Les crêtes des Alpes n'ont pas isolé, séparé les uns des autres, les habitants des différentes
vallées. Les chaînes de montagnes ne constituent pas une barrière, une frontière
infranchissable. Elles permettent, en bien des points, des communications entre les vallées,
même si les passages étaient souvent périlleux; certains sont, aujourd'hui, recouverts de glaces
à la suite des refroidissements de climat survenus depuis le XVIe s.
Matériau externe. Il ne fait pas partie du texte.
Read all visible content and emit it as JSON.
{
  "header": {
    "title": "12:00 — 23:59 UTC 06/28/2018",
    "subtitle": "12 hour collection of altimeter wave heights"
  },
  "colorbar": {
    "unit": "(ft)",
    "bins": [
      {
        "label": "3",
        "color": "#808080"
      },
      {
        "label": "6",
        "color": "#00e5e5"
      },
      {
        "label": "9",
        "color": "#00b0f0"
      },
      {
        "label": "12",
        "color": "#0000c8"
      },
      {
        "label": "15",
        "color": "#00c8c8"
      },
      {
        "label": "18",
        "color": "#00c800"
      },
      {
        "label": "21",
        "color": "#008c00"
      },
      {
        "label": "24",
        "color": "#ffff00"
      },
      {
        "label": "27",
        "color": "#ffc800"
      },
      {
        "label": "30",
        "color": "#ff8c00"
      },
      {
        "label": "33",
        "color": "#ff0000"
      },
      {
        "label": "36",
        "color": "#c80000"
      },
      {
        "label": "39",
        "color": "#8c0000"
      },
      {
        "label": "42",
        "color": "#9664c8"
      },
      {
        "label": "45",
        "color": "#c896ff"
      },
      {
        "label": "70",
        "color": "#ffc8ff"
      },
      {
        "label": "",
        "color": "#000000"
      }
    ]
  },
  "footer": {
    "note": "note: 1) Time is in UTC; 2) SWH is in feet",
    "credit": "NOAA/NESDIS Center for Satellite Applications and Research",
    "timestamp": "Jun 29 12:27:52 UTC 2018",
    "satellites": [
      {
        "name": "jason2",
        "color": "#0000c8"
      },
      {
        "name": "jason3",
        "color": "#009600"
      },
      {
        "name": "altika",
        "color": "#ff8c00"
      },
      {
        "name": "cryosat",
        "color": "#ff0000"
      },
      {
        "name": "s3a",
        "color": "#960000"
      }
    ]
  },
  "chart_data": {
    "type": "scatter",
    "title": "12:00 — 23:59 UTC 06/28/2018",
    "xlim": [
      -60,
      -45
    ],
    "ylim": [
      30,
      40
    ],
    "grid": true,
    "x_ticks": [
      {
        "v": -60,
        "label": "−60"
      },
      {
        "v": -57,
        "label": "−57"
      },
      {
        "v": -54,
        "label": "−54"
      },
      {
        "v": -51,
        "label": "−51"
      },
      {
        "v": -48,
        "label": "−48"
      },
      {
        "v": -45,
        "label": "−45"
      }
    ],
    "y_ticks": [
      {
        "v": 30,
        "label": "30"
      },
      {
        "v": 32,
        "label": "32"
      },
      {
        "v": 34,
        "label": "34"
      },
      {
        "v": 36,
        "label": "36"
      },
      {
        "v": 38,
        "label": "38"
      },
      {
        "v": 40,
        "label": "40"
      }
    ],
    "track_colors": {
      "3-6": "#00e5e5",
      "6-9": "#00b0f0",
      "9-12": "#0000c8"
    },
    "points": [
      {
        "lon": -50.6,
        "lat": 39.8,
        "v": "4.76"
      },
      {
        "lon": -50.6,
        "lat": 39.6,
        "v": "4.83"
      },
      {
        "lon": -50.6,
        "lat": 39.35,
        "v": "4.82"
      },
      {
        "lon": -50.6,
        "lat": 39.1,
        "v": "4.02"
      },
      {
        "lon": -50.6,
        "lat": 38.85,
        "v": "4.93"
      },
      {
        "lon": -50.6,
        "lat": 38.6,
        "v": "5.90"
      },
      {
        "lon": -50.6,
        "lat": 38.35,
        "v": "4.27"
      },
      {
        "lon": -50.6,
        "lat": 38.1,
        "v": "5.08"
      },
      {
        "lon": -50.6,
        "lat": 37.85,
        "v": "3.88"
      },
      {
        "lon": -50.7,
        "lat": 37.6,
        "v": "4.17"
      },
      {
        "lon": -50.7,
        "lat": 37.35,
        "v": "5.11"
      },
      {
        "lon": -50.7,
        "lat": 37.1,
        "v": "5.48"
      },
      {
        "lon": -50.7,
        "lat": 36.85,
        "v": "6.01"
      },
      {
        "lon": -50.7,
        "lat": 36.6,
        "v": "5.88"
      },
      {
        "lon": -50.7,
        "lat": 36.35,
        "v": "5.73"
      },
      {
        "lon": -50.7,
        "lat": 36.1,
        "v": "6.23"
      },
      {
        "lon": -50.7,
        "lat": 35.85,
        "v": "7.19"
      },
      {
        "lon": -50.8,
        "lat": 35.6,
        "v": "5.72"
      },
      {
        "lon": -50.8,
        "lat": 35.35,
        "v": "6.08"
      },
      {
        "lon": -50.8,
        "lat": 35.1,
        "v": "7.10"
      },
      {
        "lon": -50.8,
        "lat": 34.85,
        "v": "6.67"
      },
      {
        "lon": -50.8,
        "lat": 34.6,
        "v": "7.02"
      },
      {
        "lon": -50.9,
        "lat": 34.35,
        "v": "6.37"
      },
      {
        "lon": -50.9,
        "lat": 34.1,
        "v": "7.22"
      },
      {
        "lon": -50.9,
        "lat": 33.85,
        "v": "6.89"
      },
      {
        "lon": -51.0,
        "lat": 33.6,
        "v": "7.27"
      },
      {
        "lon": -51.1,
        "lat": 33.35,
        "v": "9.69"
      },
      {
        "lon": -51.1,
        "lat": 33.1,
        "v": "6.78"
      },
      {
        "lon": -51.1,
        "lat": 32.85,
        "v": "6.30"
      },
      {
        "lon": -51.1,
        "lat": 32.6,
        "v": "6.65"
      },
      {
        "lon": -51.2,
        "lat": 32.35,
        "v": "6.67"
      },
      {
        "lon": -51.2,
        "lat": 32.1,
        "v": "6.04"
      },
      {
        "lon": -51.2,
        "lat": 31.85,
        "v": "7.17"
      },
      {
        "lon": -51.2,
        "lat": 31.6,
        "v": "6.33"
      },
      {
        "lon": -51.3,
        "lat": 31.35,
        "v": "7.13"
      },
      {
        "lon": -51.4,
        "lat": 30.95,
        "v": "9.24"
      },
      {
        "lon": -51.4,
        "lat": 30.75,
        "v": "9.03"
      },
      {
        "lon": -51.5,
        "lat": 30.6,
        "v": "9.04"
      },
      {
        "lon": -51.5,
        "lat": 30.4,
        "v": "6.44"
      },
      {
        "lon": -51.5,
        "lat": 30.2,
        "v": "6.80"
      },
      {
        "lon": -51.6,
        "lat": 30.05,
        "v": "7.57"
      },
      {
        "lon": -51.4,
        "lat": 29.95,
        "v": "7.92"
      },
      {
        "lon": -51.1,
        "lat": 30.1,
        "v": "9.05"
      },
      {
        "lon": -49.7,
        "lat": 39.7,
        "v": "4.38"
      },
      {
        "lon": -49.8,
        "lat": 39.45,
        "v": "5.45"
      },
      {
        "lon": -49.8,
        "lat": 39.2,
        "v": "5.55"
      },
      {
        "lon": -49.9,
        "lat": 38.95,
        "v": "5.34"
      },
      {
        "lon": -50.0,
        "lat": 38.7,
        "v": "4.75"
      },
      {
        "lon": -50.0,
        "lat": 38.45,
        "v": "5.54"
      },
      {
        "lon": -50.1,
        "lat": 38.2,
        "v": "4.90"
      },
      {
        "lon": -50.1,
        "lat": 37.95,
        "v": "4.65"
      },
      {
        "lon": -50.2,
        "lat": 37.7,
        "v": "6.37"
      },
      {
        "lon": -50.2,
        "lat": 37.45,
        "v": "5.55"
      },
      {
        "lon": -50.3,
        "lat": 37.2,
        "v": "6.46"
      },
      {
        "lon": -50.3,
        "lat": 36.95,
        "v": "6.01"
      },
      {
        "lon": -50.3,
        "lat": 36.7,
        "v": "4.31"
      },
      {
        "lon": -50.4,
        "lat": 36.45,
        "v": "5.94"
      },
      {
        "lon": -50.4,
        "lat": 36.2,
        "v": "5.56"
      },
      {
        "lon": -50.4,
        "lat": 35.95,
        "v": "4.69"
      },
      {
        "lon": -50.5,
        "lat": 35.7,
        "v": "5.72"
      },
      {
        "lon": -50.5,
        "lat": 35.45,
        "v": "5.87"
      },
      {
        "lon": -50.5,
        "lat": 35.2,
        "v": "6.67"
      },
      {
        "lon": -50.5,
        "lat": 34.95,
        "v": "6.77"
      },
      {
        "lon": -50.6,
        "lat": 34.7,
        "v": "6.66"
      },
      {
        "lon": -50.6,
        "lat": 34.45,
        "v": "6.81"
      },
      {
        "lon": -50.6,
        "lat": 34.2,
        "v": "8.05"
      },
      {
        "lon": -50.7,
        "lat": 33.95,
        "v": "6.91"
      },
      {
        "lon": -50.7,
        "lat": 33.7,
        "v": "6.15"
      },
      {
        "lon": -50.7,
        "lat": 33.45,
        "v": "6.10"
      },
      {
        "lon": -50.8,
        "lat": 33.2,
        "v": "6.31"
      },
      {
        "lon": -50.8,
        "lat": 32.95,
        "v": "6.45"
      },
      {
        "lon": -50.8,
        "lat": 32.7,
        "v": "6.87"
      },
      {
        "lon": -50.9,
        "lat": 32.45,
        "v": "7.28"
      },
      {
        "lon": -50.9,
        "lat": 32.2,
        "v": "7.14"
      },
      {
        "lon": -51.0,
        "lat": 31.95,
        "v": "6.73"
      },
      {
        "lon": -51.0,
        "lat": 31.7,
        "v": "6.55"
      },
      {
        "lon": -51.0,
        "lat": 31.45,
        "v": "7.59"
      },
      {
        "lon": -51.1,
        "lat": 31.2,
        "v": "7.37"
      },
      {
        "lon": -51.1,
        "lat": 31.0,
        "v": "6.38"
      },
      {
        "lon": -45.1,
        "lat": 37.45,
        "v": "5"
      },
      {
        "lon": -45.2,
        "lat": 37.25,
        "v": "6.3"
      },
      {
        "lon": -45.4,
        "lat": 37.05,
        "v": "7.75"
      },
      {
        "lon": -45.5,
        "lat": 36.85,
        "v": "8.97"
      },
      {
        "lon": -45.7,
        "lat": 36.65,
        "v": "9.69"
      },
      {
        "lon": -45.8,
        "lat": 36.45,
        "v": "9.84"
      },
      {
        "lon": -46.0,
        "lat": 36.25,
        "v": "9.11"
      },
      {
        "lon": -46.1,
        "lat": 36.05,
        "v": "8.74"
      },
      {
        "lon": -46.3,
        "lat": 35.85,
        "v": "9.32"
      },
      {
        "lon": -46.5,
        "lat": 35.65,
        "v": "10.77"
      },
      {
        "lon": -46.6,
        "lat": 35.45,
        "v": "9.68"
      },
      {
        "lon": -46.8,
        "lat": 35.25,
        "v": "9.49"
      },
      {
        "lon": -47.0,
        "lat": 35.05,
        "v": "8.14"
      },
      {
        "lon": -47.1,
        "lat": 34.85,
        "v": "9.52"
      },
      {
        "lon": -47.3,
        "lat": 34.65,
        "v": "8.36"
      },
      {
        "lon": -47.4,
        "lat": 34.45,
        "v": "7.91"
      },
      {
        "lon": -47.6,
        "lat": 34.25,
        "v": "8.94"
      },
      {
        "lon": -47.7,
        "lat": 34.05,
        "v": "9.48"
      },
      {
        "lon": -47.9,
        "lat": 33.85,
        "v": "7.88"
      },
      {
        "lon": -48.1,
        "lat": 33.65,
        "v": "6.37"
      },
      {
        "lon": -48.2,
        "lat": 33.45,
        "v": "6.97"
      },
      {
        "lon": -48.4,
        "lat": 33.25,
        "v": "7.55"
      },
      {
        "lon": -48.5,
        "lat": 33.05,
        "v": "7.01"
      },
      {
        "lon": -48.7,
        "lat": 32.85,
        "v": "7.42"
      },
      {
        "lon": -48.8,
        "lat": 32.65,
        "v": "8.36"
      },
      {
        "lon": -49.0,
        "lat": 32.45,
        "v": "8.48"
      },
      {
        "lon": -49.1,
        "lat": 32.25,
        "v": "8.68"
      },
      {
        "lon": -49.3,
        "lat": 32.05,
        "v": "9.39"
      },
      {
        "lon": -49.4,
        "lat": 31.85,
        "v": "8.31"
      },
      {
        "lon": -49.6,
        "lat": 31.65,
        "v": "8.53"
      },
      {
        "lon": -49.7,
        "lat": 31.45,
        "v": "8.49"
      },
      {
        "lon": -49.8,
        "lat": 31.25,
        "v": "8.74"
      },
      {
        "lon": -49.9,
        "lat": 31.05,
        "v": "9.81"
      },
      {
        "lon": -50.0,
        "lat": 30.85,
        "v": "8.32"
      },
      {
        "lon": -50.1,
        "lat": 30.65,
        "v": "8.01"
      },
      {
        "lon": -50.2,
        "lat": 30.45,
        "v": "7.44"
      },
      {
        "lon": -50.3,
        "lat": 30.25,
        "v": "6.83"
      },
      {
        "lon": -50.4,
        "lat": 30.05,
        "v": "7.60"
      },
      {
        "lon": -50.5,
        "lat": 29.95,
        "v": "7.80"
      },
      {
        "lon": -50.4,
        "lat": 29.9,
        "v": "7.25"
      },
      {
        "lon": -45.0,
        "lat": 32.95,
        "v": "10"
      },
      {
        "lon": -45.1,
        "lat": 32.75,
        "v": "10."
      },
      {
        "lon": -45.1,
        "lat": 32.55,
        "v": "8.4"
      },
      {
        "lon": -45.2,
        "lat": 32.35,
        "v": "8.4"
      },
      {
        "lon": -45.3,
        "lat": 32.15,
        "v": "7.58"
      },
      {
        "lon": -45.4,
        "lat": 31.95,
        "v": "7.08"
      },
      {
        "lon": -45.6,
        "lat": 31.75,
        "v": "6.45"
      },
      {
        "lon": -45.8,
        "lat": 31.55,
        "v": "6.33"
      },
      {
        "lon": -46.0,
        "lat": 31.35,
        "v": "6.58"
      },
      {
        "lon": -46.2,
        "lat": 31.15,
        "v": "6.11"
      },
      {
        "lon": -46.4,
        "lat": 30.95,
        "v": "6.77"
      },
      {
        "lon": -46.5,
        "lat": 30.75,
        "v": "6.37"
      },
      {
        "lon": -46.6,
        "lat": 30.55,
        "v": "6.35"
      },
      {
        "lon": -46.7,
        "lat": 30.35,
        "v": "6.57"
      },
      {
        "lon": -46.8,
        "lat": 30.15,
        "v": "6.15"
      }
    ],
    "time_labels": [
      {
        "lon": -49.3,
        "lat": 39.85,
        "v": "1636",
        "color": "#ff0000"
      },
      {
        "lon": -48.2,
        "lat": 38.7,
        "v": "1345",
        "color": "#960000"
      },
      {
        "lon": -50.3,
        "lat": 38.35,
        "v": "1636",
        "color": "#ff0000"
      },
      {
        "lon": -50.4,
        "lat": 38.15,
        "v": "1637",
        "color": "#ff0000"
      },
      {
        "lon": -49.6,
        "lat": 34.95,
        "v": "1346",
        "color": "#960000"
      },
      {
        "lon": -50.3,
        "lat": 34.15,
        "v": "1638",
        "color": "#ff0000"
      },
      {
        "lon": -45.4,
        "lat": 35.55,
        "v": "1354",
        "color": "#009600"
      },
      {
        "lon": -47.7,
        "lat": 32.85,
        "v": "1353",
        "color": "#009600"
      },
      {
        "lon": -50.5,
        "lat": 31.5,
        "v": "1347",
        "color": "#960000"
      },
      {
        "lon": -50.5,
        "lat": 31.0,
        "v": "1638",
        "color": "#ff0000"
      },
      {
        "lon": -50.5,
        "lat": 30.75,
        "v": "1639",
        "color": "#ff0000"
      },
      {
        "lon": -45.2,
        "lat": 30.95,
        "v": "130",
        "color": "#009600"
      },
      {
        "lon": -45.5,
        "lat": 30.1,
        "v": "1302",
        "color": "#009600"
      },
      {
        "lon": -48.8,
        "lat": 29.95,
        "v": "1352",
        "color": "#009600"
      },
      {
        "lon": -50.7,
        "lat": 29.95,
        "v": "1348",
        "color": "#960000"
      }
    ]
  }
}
Rappelons ici que la
vallée d'Urseren fut colonisée par des habitants de la Rhétie qui franchirent l'Oberalp, que le
versant nord du Gothard accueillait les troupeaux de la Léventine, et que les Uranais faisaient
paître les leurs dans les vallées voisines en passant les cols des Surènes, du Kinzig et du
Klausen. Sans cette «perméabilité» des Alpes, les migrations des Walser n'auraient pas été
possibles. Dans cette Suisse centrale, qui ne manque pas de communications internes mais
n'en a guère avec l'extérieur, s'est formée une société alpine particulière.